Most of the predictors see VR shaping up as a gaming play with Sony’s PlayStation VR and HTC’s Vive headsets taking the lead, but there are two other ways VR could take hold that would have much farther-reaching implications: medical applications and VR as a means of social interaction.
Gaming will get VR kick-started, but from there it goes to the real world, and as we’ve seen from the IoT bonanza the real world is where the action is. Therapists using VR to treat phobias are importing the real world into the virtual world to re-train the patient, reducing the phobia with systematic de-sensitization, not a new technique but one that gains power through technology.
IEEE Spectrum’s article in VR focuses on social, formulating a vision of conferencing with VR to help create the real face-to-face interaction at a distance:
At its most basic, social virtual reality allows two geographically separated people, in the form of fairly realistic avatars, to communicate as if they were face-to-face. They can make eye contact and can manipulate virtual objects that they both can see. It’s somewhat like telepresence, but VR denizens won’t have to worry about appearing at a business meeting in pajamas. (Their avatars will, no doubt, be impeccably dressed.) And they’ll be a lot less likely than the users of telepresence systems to struggle with frozen images or interrupted calls, because their VR gear needs to send instructions only about how to move the avatars, not the entire image…
As a result, lots of folks are working to make social VR happen. Linden Lab, the San Francisco company behind Second Life, a screen-based simulation with a million active users today, is getting ready to roll out a new platform. Linden’s Project Sansar is a host for user-created virtual experiences and tools to build them that will work with VR headsets, standard computer monitors, and mobile devices. The Sansar world will function much like Second Life, with people leasing space for their virtual creations, which will be rendered in 3-D and at a high frame rate. The French company Beloola is building a similar virtual world designed for social networking.

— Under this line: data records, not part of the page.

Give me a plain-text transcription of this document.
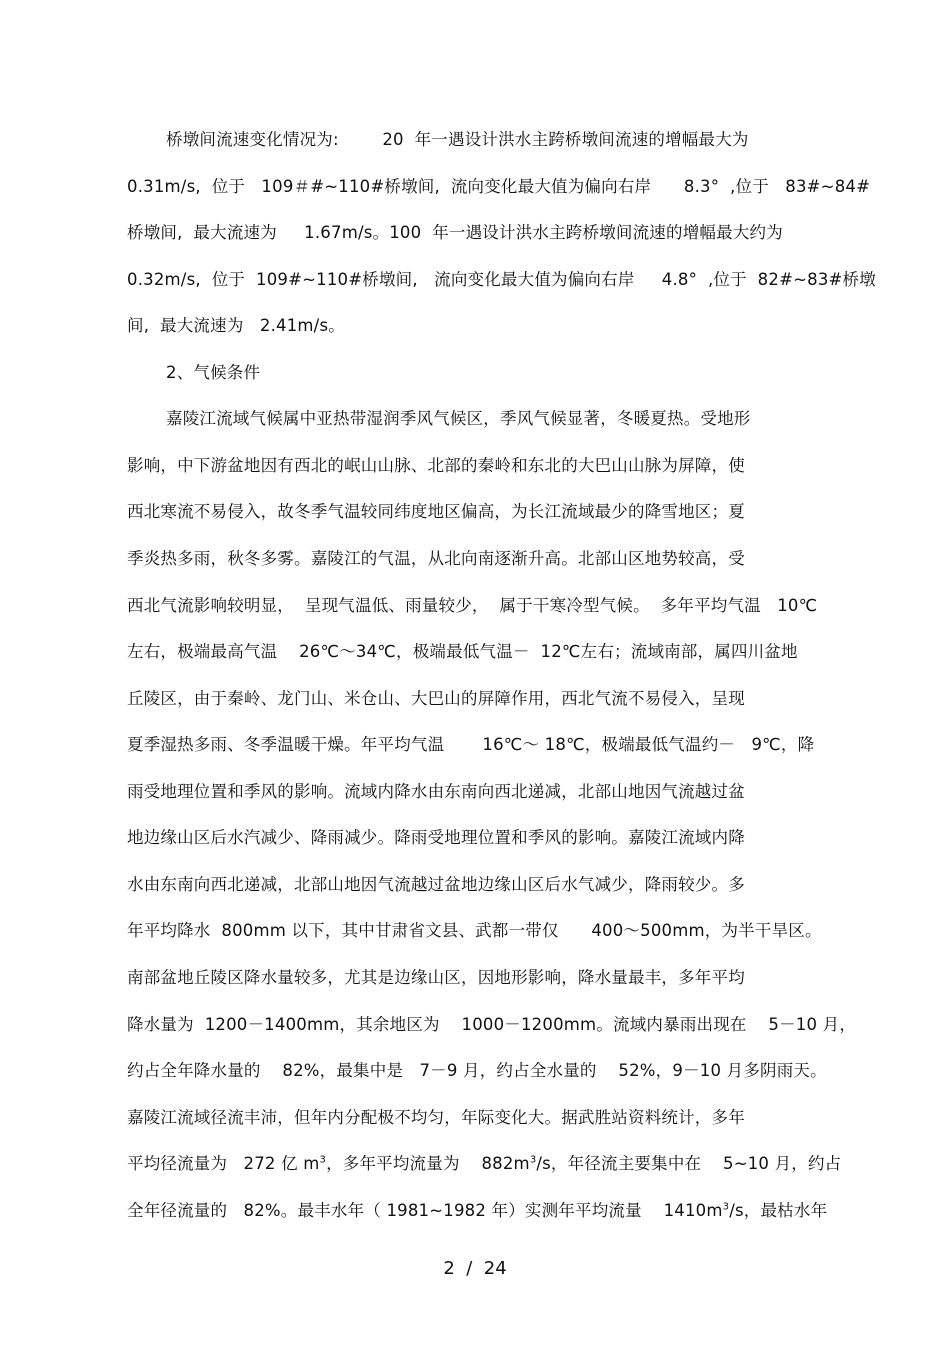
桥墩间流速变化情况为:        20  年一遇设计洪水主跨桥墩间流速的增幅最大为
0.31m/s,  位于   109＃#~110#桥墩间,  流向变化最大值为偏向右岸      8.3°  ,位于   83#~84#
桥墩间,  最大流速为     1.67m/s。100  年一遇设计洪水主跨桥墩间流速的增幅最大约为
0.32m/s,  位于  109#~110#桥墩间,   流向变化最大值为偏向右岸     4.8°  ,位于  82#~83#桥墩
间,  最大流速为   2.41m/s。
2、气候条件
嘉陵江流域气候属中亚热带湿润季风气候区，季风气候显著，冬暖夏热。受地形
影响，中下游盆地因有西北的岷山山脉、北部的秦岭和东北的大巴山山脉为屏障，使
西北寒流不易侵入，故冬季气温较同纬度地区偏高，为长江流域最少的降雪地区；夏
季炎热多雨，秋冬多雾。嘉陵江的气温，从北向南逐渐升高。北部山区地势较高，受
西北气流影响较明显，  呈现气温低、雨量较少，  属于干寒冷型气候。  多年平均气温   10℃
左右，极端最高气温    26℃～34℃，极端最低气温－  12℃左右；流域南部，属四川盆地
丘陵区，由于秦岭、龙门山、米仓山、大巴山的屏障作用，西北气流不易侵入，呈现
夏季湿热多雨、冬季温暖干燥。年平均气温       16℃～ 18℃，极端最低气温约－   9℃，降
雨受地理位置和季风的影响。流域内降水由东南向西北递减，北部山地因气流越过盆
地边缘山区后水汽减少、降雨减少。降雨受地理位置和季风的影响。嘉陵江流域内降
水由东南向西北递减，北部山地因气流越过盆地边缘山区后水气减少，降雨较少。多
年平均降水  800mm 以下，其中甘肃省文县、武都一带仅      400～500mm，为半干旱区。
南部盆地丘陵区降水量较多，尤其是边缘山区，因地形影响，降水量最丰，多年平均
降水量为  1200－1400mm，其余地区为    1000－1200mm。流域内暴雨出现在    5－10 月，
约占全年降水量的    82%，最集中是   7－9 月，约占全水量的    52%，9－10 月多阴雨天。
嘉陵江流域径流丰沛，但年内分配极不均匀，年际变化大。据武胜站资料统计，多年
平均径流量为   272 亿 $m^3$，多年平均流量为    $882m^3/s$，年径流主要集中在    5~10 月，约占
全年径流量的   82%。最丰水年（ 1981~1982 年）实测年平均流量    $1410m^3/s$，最枯水年
2  /  24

When we place VR in a social context, we get Augmented Reality (AR), which doesn’t replace with real world with an artificial one but uses technology to improve on our experience of reality. As Philip Rosedale says, augmented reality can do away with travel without losing the cultural learning experience that travel provides, just its high cost:
“If you could put on a VR headset and walk around an Italian street where everyone is talking Italian and interact with other students and teachers in Italian, that is real immersion, and I can do that for you cheap,” says Rosedale.
Not bad at all.
Since I’ve been predicting AR would be the next big killer app for about ten years, I’d like nothing better than for it to go mainstream in 2016, but I’ve learned to be cautious. An explosion of interest in VR gaming this year will pave the way for AR to be the killer app of 2018. By then we’ll have 5G networks in place that can handle the data loads of bi-directional video streams and symmetrical fiber networks to provide the backhaul. We will also have to work out the policy barriers to the deployment of such networks, which now looks like the greatest barrier to overcome.